The diary of a teenaged Russian schoolgirl who survived the 872-day siege of Leningrad during World War II has been published for the first time, leading some to compare her to Anne Frank.
Historians and literary experts have hailed the publication of Lena Mukhina’s diary, published in Russian under the title “Keep my Sad Story,” as a sensation in both its vividness and the quality of the writing, according to The Telegraph.
But unlike Anne, the Jewish teen who died in a Nazi concentration camp, Lena survived World War II despite being subjected to one of the worst sieges in human history. As many as 1.5 million people perished during the siege, which began in September 1941 and didn’t end until January 1944.

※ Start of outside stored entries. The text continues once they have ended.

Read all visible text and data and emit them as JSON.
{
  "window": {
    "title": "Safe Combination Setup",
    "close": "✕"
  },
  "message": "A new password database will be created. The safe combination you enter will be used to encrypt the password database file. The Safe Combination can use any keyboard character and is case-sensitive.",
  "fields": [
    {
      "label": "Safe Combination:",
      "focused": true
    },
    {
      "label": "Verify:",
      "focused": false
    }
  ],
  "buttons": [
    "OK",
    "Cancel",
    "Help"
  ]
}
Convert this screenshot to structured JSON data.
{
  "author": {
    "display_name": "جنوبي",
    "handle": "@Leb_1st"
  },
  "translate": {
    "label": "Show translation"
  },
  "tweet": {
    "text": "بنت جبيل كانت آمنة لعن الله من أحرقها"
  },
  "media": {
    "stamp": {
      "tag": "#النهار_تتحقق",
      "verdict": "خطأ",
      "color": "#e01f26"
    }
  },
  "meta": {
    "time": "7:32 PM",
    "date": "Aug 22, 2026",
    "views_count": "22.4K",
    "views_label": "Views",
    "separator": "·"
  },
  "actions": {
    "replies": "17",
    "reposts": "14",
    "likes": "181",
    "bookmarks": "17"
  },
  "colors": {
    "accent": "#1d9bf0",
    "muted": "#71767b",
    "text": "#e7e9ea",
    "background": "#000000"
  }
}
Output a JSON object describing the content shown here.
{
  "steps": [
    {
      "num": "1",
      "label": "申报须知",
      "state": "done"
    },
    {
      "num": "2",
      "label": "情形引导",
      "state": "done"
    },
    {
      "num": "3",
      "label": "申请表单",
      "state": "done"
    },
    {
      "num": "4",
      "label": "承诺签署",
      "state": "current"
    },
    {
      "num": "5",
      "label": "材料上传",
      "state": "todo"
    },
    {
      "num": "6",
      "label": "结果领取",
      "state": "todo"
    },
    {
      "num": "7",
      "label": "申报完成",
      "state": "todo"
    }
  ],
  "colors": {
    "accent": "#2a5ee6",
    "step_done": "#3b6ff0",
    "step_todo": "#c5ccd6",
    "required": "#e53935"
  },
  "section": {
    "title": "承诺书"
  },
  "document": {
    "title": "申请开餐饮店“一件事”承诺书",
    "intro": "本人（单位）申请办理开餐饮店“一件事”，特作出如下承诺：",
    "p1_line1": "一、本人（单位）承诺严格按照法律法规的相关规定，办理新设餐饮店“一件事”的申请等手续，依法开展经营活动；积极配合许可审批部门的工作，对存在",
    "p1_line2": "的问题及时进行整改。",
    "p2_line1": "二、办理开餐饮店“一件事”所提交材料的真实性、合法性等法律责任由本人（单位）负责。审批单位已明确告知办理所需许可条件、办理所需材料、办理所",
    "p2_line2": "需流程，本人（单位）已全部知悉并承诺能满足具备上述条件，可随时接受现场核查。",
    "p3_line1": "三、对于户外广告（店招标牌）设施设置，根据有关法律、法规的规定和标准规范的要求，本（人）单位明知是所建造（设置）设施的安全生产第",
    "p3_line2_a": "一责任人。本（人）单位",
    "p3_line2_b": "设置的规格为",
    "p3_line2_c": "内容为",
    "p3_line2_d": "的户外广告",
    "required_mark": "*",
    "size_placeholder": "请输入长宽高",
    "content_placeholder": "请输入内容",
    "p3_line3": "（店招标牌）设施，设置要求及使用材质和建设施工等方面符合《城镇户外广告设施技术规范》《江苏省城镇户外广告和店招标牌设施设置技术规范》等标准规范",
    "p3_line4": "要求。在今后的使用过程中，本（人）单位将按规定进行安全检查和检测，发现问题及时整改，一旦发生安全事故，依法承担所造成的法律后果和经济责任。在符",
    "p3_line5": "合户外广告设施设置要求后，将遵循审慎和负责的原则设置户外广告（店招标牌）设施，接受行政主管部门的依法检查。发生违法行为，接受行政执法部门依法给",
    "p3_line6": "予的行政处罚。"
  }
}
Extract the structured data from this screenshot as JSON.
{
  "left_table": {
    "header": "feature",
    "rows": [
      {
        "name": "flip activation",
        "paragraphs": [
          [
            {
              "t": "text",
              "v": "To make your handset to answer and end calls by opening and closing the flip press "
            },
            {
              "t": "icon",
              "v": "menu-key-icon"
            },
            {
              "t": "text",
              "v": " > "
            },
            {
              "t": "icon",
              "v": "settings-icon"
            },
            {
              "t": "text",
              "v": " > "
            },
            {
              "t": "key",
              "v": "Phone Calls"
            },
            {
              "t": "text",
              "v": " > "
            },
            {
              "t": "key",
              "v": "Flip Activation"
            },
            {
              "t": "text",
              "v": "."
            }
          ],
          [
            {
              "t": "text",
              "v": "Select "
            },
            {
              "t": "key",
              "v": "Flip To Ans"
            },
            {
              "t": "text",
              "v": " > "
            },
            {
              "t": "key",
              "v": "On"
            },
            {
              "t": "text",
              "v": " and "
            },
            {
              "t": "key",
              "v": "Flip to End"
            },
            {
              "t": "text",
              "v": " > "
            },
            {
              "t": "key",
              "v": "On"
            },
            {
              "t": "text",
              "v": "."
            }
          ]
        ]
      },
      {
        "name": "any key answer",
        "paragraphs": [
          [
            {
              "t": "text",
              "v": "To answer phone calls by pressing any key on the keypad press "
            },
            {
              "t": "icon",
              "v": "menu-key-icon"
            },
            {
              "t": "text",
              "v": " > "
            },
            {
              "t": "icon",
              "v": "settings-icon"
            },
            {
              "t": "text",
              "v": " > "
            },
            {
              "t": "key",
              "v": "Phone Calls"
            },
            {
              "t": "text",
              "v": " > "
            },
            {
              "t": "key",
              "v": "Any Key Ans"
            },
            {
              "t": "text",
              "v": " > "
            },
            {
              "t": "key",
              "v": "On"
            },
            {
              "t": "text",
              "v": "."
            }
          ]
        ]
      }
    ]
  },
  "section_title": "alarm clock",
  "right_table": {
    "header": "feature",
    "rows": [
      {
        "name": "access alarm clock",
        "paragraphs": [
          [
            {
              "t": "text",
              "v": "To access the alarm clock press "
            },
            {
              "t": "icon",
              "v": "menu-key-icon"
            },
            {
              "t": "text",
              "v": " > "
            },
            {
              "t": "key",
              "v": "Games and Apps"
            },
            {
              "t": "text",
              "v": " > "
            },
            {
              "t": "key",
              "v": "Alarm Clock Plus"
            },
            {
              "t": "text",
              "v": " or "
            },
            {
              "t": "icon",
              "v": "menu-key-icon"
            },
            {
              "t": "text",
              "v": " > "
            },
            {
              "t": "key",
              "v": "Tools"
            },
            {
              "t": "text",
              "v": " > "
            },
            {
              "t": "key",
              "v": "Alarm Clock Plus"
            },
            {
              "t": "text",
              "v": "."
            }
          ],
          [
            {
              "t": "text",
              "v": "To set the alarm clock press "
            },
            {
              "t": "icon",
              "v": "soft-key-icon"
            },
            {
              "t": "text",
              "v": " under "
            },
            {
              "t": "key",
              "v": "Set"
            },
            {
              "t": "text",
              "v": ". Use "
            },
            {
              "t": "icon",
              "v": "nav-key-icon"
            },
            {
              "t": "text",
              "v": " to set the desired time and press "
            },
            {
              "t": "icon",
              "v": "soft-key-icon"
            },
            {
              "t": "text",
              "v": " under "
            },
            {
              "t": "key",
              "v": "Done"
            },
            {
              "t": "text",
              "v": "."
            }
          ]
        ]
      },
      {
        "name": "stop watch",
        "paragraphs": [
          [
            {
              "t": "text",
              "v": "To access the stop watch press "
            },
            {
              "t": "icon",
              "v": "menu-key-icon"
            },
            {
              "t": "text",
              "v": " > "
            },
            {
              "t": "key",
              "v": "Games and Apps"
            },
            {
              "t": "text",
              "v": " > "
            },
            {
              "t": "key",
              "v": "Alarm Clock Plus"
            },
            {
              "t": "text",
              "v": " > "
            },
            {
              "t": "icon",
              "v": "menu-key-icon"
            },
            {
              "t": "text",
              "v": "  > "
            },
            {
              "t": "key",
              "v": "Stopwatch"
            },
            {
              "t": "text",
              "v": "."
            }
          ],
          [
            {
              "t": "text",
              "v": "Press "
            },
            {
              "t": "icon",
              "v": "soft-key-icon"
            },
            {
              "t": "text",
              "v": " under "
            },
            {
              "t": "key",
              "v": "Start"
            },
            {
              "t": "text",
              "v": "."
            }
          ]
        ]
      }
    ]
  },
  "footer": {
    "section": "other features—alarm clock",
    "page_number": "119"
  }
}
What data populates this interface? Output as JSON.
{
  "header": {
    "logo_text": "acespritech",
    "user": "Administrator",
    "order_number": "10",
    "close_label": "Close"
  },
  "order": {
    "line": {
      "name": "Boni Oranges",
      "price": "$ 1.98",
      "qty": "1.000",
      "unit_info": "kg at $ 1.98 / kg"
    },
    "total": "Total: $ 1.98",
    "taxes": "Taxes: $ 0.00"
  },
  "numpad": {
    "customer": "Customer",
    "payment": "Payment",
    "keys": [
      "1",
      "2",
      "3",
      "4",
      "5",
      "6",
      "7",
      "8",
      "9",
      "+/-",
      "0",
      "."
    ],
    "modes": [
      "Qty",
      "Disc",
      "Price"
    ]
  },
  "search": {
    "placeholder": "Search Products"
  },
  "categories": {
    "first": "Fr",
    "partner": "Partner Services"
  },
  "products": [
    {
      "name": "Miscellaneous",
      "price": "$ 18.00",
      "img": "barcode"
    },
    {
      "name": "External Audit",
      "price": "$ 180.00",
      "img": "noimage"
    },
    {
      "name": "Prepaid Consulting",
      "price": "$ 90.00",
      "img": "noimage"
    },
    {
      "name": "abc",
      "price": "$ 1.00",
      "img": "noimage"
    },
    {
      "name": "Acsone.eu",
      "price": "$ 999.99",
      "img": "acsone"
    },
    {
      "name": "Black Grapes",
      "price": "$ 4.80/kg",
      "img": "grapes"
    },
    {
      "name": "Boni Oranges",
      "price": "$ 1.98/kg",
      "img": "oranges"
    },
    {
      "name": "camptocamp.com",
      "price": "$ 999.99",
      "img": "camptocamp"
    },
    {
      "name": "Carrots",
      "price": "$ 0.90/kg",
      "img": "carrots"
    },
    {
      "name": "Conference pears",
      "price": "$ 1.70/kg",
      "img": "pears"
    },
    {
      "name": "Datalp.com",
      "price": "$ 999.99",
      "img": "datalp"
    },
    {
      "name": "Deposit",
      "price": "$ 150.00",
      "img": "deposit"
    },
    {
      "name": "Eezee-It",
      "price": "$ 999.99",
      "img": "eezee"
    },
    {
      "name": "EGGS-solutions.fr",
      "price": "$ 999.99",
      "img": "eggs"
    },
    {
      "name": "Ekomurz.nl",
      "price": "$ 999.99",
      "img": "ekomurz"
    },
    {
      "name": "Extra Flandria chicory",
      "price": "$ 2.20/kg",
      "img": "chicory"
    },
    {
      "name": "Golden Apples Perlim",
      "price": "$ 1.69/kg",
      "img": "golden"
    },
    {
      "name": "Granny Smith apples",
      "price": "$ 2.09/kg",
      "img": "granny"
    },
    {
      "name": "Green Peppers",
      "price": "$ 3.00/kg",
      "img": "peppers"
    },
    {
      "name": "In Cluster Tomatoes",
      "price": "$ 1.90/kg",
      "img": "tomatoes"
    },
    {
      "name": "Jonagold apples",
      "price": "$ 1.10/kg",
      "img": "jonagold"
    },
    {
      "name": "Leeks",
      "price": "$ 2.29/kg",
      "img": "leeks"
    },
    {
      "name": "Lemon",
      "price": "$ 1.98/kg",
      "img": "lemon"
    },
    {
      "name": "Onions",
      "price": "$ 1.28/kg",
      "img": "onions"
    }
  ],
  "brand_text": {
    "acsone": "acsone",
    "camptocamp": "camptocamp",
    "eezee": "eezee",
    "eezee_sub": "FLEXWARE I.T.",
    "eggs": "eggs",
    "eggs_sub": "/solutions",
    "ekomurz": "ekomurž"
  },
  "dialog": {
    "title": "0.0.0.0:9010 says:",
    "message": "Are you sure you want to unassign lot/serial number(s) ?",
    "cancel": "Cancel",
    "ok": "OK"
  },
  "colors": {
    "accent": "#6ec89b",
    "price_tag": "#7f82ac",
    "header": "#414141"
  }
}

Lena was 16 when she began her diary; she suffered starvation, survived countless Nazi bombing raids and witnessed the death of her mother.
As one might imagine given the gravity of the Leningrad siege, there are numerous troubling passages.
In one The Telegraph recounts, Lena describes how her family had to kill their cat and cook it for food.
“Today we had delicious soup with meat and macaroni. The cat meat will be enough for two more meals. It would be good to get hold of another cat somewhere. I never thought cat meat would be so good and tender,” she wrote.
The diary was placed in the Soviet Union’s state archive in 1962 by an unknown donor where it lay undisturbed before it was discovered by historian Sergey Yarov.
Yarov, an academic at the European University of St. Petersburg, said he was struck by its quality and decided to get it published, the paper reported.
Editors assumed Lena had died in the blockade because the diary ended abruptly in 1942. It later emerged that she had actually survived however, and died in Moscow in 1991 without fulfilling her dream of becoming a writer.